Bankwest’s Matthew Dodd spoke about how they have managed to bring people and ‘business’ together in a seemingly perfect interplay. The popular ‘Pets of Bankwest’ group allow people to show a more personal side of themselves while at the same time practising how to engage with people across the bank without feeling that their professional reputation is at stake. These skills are then used to solve real problems.
In a similar vein, University of Western Sydney demonstrated how they had used Yammer to enable business change – a campus relocation project. Anyone familiar with such infrastructure projects would know that the organisational change aspects are very substantial, and Chris Croser explained how a small team can have a massive impact when you enable those impacted by the change to talk directly with those who design the change. For example, the library function was able to provide critical feedback on the shortcoming of some design aspect which was then corrected resulting in a saving of some $40-50K on this one element alone.
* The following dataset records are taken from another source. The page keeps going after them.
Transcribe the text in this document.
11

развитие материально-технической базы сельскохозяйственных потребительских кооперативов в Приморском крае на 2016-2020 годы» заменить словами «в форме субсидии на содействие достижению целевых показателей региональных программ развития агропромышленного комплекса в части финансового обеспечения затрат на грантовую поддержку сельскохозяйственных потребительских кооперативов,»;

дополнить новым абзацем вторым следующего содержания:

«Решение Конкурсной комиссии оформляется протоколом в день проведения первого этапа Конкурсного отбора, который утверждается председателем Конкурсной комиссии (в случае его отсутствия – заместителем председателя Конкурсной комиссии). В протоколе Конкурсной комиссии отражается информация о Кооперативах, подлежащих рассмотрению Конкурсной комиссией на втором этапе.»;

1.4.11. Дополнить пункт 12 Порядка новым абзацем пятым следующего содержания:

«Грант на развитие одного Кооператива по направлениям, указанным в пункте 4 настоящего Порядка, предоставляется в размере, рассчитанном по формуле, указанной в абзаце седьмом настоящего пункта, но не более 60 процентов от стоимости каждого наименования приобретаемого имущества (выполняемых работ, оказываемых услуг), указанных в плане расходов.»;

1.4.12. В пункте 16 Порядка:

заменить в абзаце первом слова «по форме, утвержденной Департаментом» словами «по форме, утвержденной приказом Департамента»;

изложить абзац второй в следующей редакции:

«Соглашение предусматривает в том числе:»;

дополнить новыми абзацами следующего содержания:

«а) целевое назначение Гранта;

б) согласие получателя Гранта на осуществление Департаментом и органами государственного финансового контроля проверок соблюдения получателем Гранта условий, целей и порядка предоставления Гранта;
But many people in the room had experienced the problem of launching a collaboration platform with cupcakes, balloons, free gifts etc as an incentive to ‘start using it’, but had then faced issues around ongoing use. For me personally, it was very rewarding to be able to help people see the dramatic impact it can have when the business purpose is clear.
Convincing people that risk is acceptable compared with the reward
Identifying and managing risks is undoubtedly important, and not being afraid of using technology to drive business outcomes is also important. Having employees posting messages on an enterprise-wide collaboration platform that go against corporate policy could have severe consequences, but it seems that none of the participants in the room had ever actually experienced any of such assumed risks. It appears to me that there is still a substantial amount of inertia based on incorrect risk assessments.
As said above, these themes are not new, but it is important that we keep building the relationships between the people who’ve faced them in the past, and those who are a facing them now. This required an ongoing effort and I’d like to help enable that conversation.
What wasn’t talked about
On a separate note I’d like to reflect briefly on something that was hardly talked about at SWOOP Chat. That was technology. The participants represented from some of Australia’s largest and most iconic organisations. These organisations had mostly chosen Microsoft Yammer or Workplace by Facebook as their technology platform. You might have expected that technology, particular features or bugbears would have come up, but this wasn’t the case. Why not? I think the reason is that the challenges transcend technology, and the themes outlines above applied to the majority of people in the room. Another perspective could be that the technology itself isn’t really the important bit….it’s all about what you do with it that matters.
Finally, I’d like to thank our presenters Nick Barter (Griffith University), Liz Green, Matthew Dodd (Bankwest), Mitch Neems (AMP), Lotte Niens (NBN), Kai Riemer (University of Sydney) and Chris Croser (University of Western Sydney) for your contributions to making SWOOP Chat a fantastic event. I’d also like to thank our partners represented by Scott Ward (Digital Infusions), Tom Hiscutt (Engage Squared) and Adam Shah (Enablo) who actively contributed to the valuable discussions.
To all of the fantastic people who chose to spend a whole day in our company: Thank you for joining us! I took huge pleasure in seeing all the new relationships that were formed. Feedback I received on the day and afterwards has certainly inspired us to run this event again next year. Hope you see you, and your new-found friends, again for SWOOP Chat 2019.